Senyuman lembut Senja, itu yang selalu terlihat oleh Bima. Meski terkadang, sembap yang tampak di mata bulat itu membuatnya mengernyit, bertanya-tanya. Cerita yang dikisahkan Ray kepadanya seolah menjadi jawaban penyebab mata sembap dan hidung memerah gadis itu.

“Baju kotor itu segera dicuci! Jangan ditumpuk! Bikin bau rumah. Apalagi kemarin pas bapakmu muntah.” Suara serak seorang wanita terdengar saat pagi ini Bima sengaja mendatangi rumah Senja. Dua hari lagi ia harus kembali ke Surabaya. Selepas salat Subuh, lelaki itu lari pagi sekalian ingin mampir ke rumah Senja, dan ternyata disambut suara teriakan.

“Baju Ayah kan langsung Senja cuci begitu Senja sampai rumah, Tante.”

“Iya, tapi kamu kan pulang kerja sore!” Suara wanita yang dipanggil “Tante” itu makin garang. Tampaknya semakin kesal. “Bayangin! Sampai sore, aku harus nahan bau muntahan.

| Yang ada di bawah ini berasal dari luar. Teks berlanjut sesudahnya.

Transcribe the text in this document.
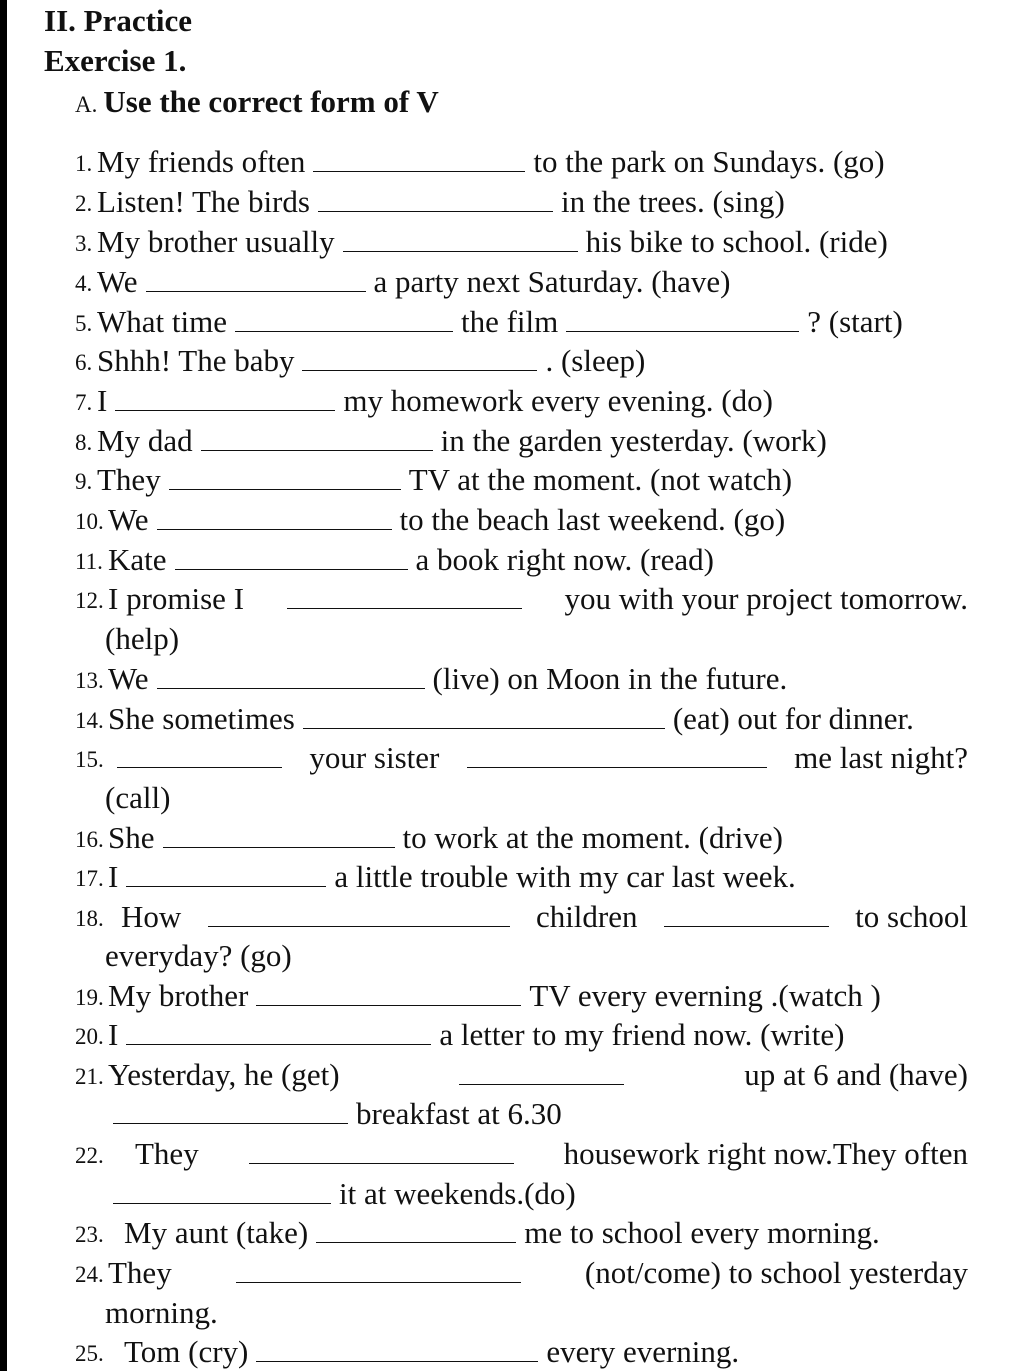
II. Practice
Exercise 1.
A. Use the correct form of V
1. My friends often	to the park on Sundays. (go)
2. Listen! The birds	in the trees. (sing)
3. My brother usually	his bike to school. (ride)
4. We	a party next Saturday. (have)
5. What time	the film	? (start)
6. Shhh! The baby	. (sleep)
7. I	my homework every evening. (do)
8. My dad	in the garden yesterday. (work)
9. They	TV at the moment. (not watch)
10. We	to the beach last weekend. (go)
11. Kate	a book right now. (read)
12. I promise I	you with your project tomorrow.
(help)
13. We	(live) on Moon in the future.
14. She sometimes	(eat) out for dinner.
15.	your sister	me last night?
(call)
16. She	to work at the moment. (drive)
17. I	a little trouble with my car last week.
18. How	children	to school
everyday? (go)
19. My brother	TV every everning .(watch )
20. I	a letter to my friend now. (write)
21. Yesterday, he (get)	up at 6 and (have)
breakfast at 6.30
22. They	housework right now.They often
it at weekends.(do)
23. My aunt (take)	me to school every morning.
24. They	(not/come) to school yesterday
morning.
25. Tom (cry)	every everning.
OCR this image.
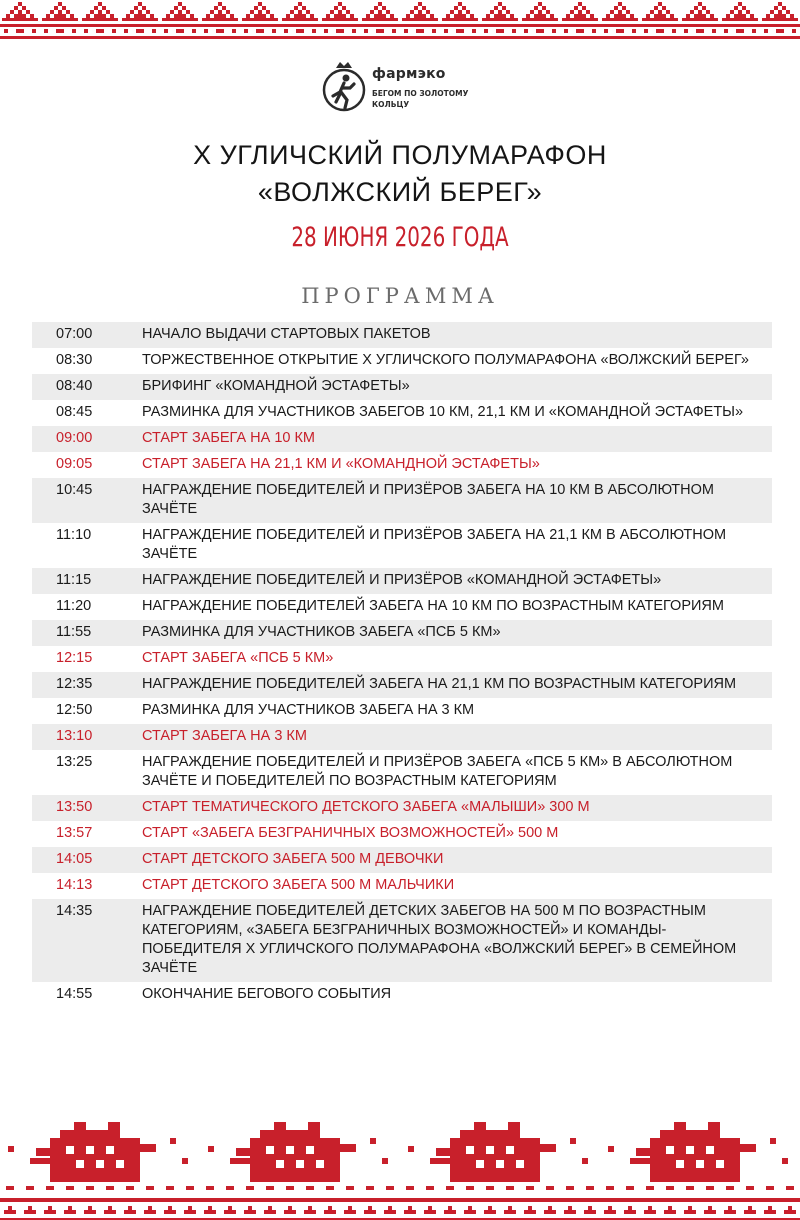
фармэко
БЕГОМ ПО ЗОЛОТОМУ
КОЛЬЦУ
X УГЛИЧСКИЙ ПОЛУМАРАФОН
«ВОЛЖСКИЙ БЕРЕГ»
28 ИЮНЯ 2026 ГОДА
ПРОГРАММА
07:00	НАЧАЛО ВЫДАЧИ СТАРТОВЫХ ПАКЕТОВ
08:30	ТОРЖЕСТВЕННОЕ ОТКРЫТИЕ X УГЛИЧСКОГО ПОЛУМАРАФОНА «ВОЛЖСКИЙ БЕРЕГ»
08:40	БРИФИНГ «КОМАНДНОЙ ЭСТАФЕТЫ»
08:45	РАЗМИНКА ДЛЯ УЧАСТНИКОВ ЗАБЕГОВ 10 КМ, 21,1 КМ И «КОМАНДНОЙ ЭСТАФЕТЫ»
09:00	СТАРТ ЗАБЕГА НА 10 КМ
09:05	СТАРТ ЗАБЕГА НА 21,1 КМ И «КОМАНДНОЙ ЭСТАФЕТЫ»
10:45	НАГРАЖДЕНИЕ ПОБЕДИТЕЛЕЙ И ПРИЗЁРОВ ЗАБЕГА НА 10 КМ В АБСОЛЮТНОМ ЗАЧЁТЕ
11:10	НАГРАЖДЕНИЕ ПОБЕДИТЕЛЕЙ И ПРИЗЁРОВ ЗАБЕГА НА 21,1 КМ В АБСОЛЮТНОМ ЗАЧЁТЕ
11:15	НАГРАЖДЕНИЕ ПОБЕДИТЕЛЕЙ И ПРИЗЁРОВ «КОМАНДНОЙ ЭСТАФЕТЫ»
11:20	НАГРАЖДЕНИЕ ПОБЕДИТЕЛЕЙ ЗАБЕГА НА 10 КМ ПО ВОЗРАСТНЫМ КАТЕГОРИЯМ
11:55	РАЗМИНКА ДЛЯ УЧАСТНИКОВ ЗАБЕГА «ПСБ 5 КМ»
12:15	СТАРТ ЗАБЕГА «ПСБ 5 КМ»
12:35	НАГРАЖДЕНИЕ ПОБЕДИТЕЛЕЙ ЗАБЕГА НА 21,1 КМ ПО ВОЗРАСТНЫМ КАТЕГОРИЯМ
12:50	РАЗМИНКА ДЛЯ УЧАСТНИКОВ ЗАБЕГА НА 3 КМ
13:10	СТАРТ ЗАБЕГА НА 3 КМ
13:25	НАГРАЖДЕНИЕ ПОБЕДИТЕЛЕЙ И ПРИЗЁРОВ ЗАБЕГА «ПСБ 5 КМ» В АБСОЛЮТНОМ ЗАЧЁТЕ И ПОБЕДИТЕЛЕЙ ПО ВОЗРАСТНЫМ КАТЕГОРИЯМ
13:50	СТАРТ ТЕМАТИЧЕСКОГО ДЕТСКОГО ЗАБЕГА «МАЛЫШИ» 300 М
13:57	СТАРТ «ЗАБЕГА БЕЗГРАНИЧНЫХ ВОЗМОЖНОСТЕЙ» 500 М
14:05	СТАРТ ДЕТСКОГО ЗАБЕГА 500 М ДЕВОЧКИ
14:13	СТАРТ ДЕТСКОГО ЗАБЕГА 500 М МАЛЬЧИКИ
14:35	НАГРАЖДЕНИЕ ПОБЕДИТЕЛЕЙ ДЕТСКИХ ЗАБЕГОВ НА 500 М ПО ВОЗРАСТНЫМ КАТЕГОРИЯМ, «ЗАБЕГА БЕЗГРАНИЧНЫХ ВОЗМОЖНОСТЕЙ» И КОМАНДЫ-ПОБЕДИТЕЛЯ X УГЛИЧСКОГО ПОЛУМАРАФОНА «ВОЛЖСКИЙ БЕРЕГ» В СЕМЕЙНОМ ЗАЧЁТЕ
14:55	ОКОНЧАНИЕ БЕГОВОГО СОБЫТИЯ
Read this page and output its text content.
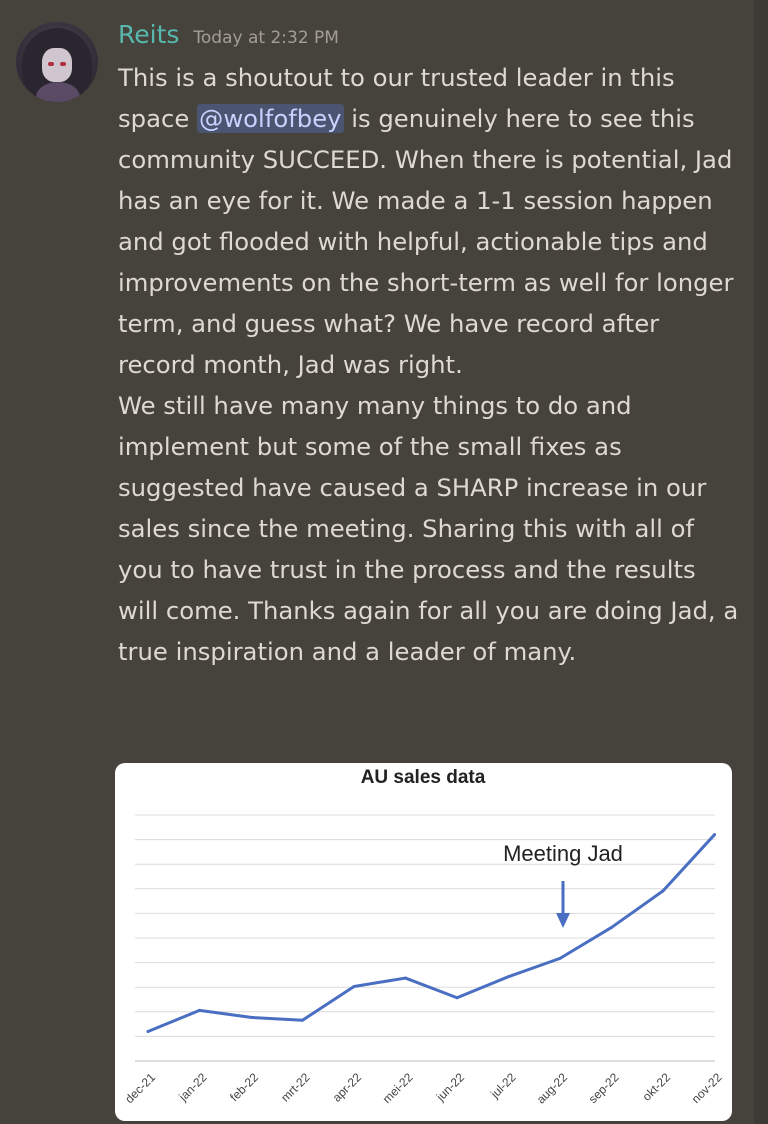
Reits Today at 2:32 PM

This is a shoutout to our trusted leader in this space @wolfofbey is genuinely here to see this community SUCCEED. When there is potential, Jad has an eye for it. We made a 1-1 session happen and got flooded with helpful, actionable tips and improvements on the short-term as well for longer term, and guess what? We have record after record month, Jad was right.

We still have many many things to do and implement but some of the small fixes as suggested have caused a SHARP increase in our sales since the meeting. Sharing this with all of you to have trust in the process and the results will come. Thanks again for all you are doing Jad, a true inspiration and a leader of many.

AU sales data
dec-21 jan-22 feb-22 mrt-22 apr-22 mei-22 jun-22 jul-22 aug-22 sep-22 okt-22 nov-22
Meeting Jad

Kau kira enak apa?”

“Maaf, Tante.” Suara Senja melirih.

“Mana, yang katamu ada laki-laki yang mengajakmu menikah? Katamu nungguin dia. Mana? Sampai sekarang orang itu ngilang, kan? Hah, omong kosong!”

Bima, yang berdiri di depan pintu, masih menahan salam yang sudah akan ia lisankan. Tak dimungkiri, ia merasa terkejut melihat adegan di depan matanya kini, dan memutuskan untuk sejenak mengamati.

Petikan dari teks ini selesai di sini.